Thanks to the partnership of 14 synagogues across North America, last November the first Hayyei Sarah Shabbat of Comfort and Renewal came to life. For JTS’s part, we offered the congregations a variety of materials and sources curated by JTS’s Center for Pastoral Education and designed resources to foster compassionate conversations and strategic thinking for strengthening spiritual care within the community. Using these materials, and the Hayyei Sarah concept, clergy and lay leaders at each synagogue found beautiful and unique ways to speak to the needs of their community.

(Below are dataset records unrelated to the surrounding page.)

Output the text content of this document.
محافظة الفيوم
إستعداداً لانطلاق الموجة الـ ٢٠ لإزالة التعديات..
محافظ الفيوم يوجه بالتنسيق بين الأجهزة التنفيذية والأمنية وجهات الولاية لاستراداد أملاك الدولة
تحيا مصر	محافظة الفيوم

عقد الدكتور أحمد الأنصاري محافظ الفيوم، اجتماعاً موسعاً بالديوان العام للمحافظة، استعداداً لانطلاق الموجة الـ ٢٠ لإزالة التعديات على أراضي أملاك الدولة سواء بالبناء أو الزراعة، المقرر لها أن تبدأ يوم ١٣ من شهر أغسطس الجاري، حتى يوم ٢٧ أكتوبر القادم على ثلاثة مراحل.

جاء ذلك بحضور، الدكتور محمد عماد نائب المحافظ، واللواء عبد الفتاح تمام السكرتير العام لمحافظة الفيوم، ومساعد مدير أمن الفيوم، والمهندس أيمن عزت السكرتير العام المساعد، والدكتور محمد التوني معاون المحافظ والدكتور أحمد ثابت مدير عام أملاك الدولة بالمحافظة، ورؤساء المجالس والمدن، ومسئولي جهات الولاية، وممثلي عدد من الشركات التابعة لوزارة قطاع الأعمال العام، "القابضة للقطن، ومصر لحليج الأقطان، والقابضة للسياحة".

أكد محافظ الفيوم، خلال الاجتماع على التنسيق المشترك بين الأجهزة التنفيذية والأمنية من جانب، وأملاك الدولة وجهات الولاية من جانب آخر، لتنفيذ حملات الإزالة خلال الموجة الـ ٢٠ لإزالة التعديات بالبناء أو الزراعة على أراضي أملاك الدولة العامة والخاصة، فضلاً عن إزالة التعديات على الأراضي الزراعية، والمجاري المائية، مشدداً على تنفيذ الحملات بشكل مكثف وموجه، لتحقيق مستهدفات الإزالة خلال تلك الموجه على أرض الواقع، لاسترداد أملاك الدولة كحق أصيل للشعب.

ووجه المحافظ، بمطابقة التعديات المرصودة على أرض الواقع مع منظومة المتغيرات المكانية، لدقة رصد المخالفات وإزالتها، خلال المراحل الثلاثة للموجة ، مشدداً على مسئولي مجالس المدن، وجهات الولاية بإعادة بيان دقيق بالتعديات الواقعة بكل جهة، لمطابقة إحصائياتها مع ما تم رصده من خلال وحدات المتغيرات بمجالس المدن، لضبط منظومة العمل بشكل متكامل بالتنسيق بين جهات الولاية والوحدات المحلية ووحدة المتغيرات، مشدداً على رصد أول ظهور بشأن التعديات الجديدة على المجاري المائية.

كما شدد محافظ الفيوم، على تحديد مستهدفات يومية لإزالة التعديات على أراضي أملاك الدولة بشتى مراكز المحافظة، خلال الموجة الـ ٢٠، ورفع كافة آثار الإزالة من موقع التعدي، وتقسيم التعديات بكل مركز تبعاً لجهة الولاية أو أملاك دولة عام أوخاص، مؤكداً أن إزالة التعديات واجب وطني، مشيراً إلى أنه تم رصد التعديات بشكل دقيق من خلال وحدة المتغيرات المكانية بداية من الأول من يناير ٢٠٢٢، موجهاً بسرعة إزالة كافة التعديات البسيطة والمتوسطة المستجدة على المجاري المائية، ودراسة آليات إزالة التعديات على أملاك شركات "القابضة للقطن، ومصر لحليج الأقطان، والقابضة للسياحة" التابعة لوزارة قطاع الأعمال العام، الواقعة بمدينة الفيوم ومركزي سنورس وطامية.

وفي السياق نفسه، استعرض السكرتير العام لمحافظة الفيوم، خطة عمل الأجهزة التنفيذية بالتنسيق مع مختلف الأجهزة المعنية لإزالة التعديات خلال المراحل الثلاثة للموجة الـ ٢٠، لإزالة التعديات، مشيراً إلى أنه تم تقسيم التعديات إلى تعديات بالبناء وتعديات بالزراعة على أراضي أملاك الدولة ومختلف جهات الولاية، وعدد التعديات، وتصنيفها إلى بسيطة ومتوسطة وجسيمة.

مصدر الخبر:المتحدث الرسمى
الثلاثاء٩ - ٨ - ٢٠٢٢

Here are some of the things they did:

  • Benjy Forester, a fifth year JTS rabbinical student, spoke at Sutton Place Synagogue in New York City where he serves as the rabbinic intern. Over Shabbat, he shared with the congregation how transformative his hospital chaplaincy internship, called CPE (Clinical Pastoral Education), at an acute care hospital was in his development. He said, “I became a rabbi that summer at the hospital, during my 12 hour shifts, by day and by night, roaming the various intensive care units, oncology floors, women’s health wing, inpatient psychiatric unit and beyond. Nothing could replace the training and life experience I gained from those precious encounters with all sorts of people, representing all faith traditions and none at all, in their moments of both hope and despair, suffering and healing.”
  • In Hoboken, New Jersey, United Synagogue of Hoboken author and congregant Ken Schept shared his new children’s picture book, A Gift of Feathers, which draws upon Jewish sources and traditions to address themes of death and mourning in an age-appropriate way for young children. The service was followed by a lunchtime discussion moderated by the synagogue rabbi, Robert Scheinberg, focused on Jewish teachings on how to support the bereaved.
  • At Congregation Har Shalom in Potomac, Maryland, Rabbi Rachel Simmons offered a dvar torah and described her own CPE training experience. Chaplain Thomas Chirdo, who is the director of Department of Mission & Pastoral Care at MedStar Georgetown University Hospital and serves as adjunct CPE faculty at JTS, also attended as a guest speaker. During a lunchtime session, Chaplain Chirdo and Hazzan Ozur Bass taught texts from Jewish and Christian sources about various responses to suffering and demonstrated the multifaith model of pastoral education employed at JTS.
  • Rabbi David Glickman, rabbi at Congregation Beth Shalom in Overland Park, Kansas, emphasized the significance of the initiative for local communities after the pandemic. He said, “The Shabbat Hayyei Sarah initiative was an important way to remind us of the value of our local synagogue community, even as many of us connected with synagogues across the country online during the pandemic. While it can be valuable to experience program offerings at synagogues elsewhere, it is the local community that visits us when we are sick and supports us by attending a funeral or shiva. Shabbat Hayyei Sarah helped us to reconnect and to rebuild our caring initiatives on the local level. 

The name of the Hayyei Sarah parashah literally means “Sarah’s life.” And although the parashah begins with her death, the Torah reading emphasizes her life and living. While confronting and reflecting on the challenges prompted by the pandemic and life in general, we engaged Judaism to simultaneously affirm life and experience a Torah and a Shabbat experience that was comforting and renewing.

Rabbi Naomi Kalish is the Harold and Carole Wolfe Director of the Center for Pastoral Education and assistant professor of pastoral education at The Jewish Theological Seminary.